Probably minimal and potentially a hygiene problem.

> Delete old emails and pictures as data centres require vast amounts of water to cool their systems.

Negligible at best.

  • I agree. Apparently the UK average daily water usage is ~140l, so "fix leaks" dwarfs all the others.

    If you're irrigating your garden, that's also going to be a big one, but quite often you get a hosepipe ban in the dry season anyway.

    Someone with a water meter should try these measures and see if they notice a difference; I bet they don't. The data center one is of course unmeasureable by the individual.

    • Gardens? Gardens that often cool their environments?

      Tennis courts: during one of the last droughts the local tennis club kept watering their courts -- sand. The upper class twits give a F* about preserving water. Why should anybody let their plants die for those f*ers who waste it big times?

      1 reply →

  • > Assuming you're using waste water, which most people won't.

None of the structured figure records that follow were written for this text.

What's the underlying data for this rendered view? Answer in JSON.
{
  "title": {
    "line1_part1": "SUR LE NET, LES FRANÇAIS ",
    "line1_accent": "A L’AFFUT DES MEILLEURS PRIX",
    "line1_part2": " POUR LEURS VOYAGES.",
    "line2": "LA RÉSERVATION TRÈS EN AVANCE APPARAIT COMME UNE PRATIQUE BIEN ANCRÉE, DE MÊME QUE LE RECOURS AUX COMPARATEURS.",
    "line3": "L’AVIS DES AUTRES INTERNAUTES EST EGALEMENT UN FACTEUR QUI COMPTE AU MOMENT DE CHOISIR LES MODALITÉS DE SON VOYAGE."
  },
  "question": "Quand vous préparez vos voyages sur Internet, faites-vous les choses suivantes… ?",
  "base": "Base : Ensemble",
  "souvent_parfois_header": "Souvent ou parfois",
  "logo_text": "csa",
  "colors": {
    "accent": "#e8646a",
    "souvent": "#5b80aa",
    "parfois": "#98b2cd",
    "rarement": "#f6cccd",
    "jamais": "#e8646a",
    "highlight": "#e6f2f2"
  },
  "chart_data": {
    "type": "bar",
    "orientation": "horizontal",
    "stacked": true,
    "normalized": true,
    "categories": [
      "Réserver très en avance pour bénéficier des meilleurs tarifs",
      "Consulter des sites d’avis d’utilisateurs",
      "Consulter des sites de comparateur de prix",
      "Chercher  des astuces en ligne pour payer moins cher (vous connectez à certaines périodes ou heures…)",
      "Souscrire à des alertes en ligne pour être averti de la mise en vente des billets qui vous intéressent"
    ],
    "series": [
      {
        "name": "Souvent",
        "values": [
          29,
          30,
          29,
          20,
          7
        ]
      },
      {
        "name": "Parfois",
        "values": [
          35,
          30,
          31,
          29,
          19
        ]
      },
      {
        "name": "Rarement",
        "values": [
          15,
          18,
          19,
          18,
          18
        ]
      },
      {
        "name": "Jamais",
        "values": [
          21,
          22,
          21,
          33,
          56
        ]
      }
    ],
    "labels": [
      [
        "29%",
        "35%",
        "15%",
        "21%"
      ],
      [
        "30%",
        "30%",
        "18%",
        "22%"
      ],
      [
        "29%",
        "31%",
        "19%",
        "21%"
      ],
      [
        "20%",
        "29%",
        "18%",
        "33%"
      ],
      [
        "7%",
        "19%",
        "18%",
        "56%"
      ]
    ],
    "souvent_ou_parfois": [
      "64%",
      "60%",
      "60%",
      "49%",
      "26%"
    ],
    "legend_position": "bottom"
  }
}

    My household (in the US) uses water from cooking rice to water plants, but I cannot imagine many UK households cook rice to be able to do that.

    • How? When I use water to cook rice, the rice absorbs that water. That's kind of how you know it's done. How much water are you using when cooking rice that there's some left over to use in the plants?

      6 replies →

Not effective at all. In most countries, residential water use is literally a drop in the bucket compared to agricultural and industrial use. Sure consumers should all do our part and not wantonly waste water, but ultimately the only way to save a significant amount of water will be to raise the prices paid by large customers.

With the exception of the asinine piece of advice at the end, given that such advice likely has around for decades, I cannot imagine it being very effective anymore as the measures suggested should already be in effect.

I would have speculated that they are imagining savings opportunities that do not exist, but the “delete emails” advice gives clear evidence that they are imagining savings opportunities that do not exist, so there is no need for speculation.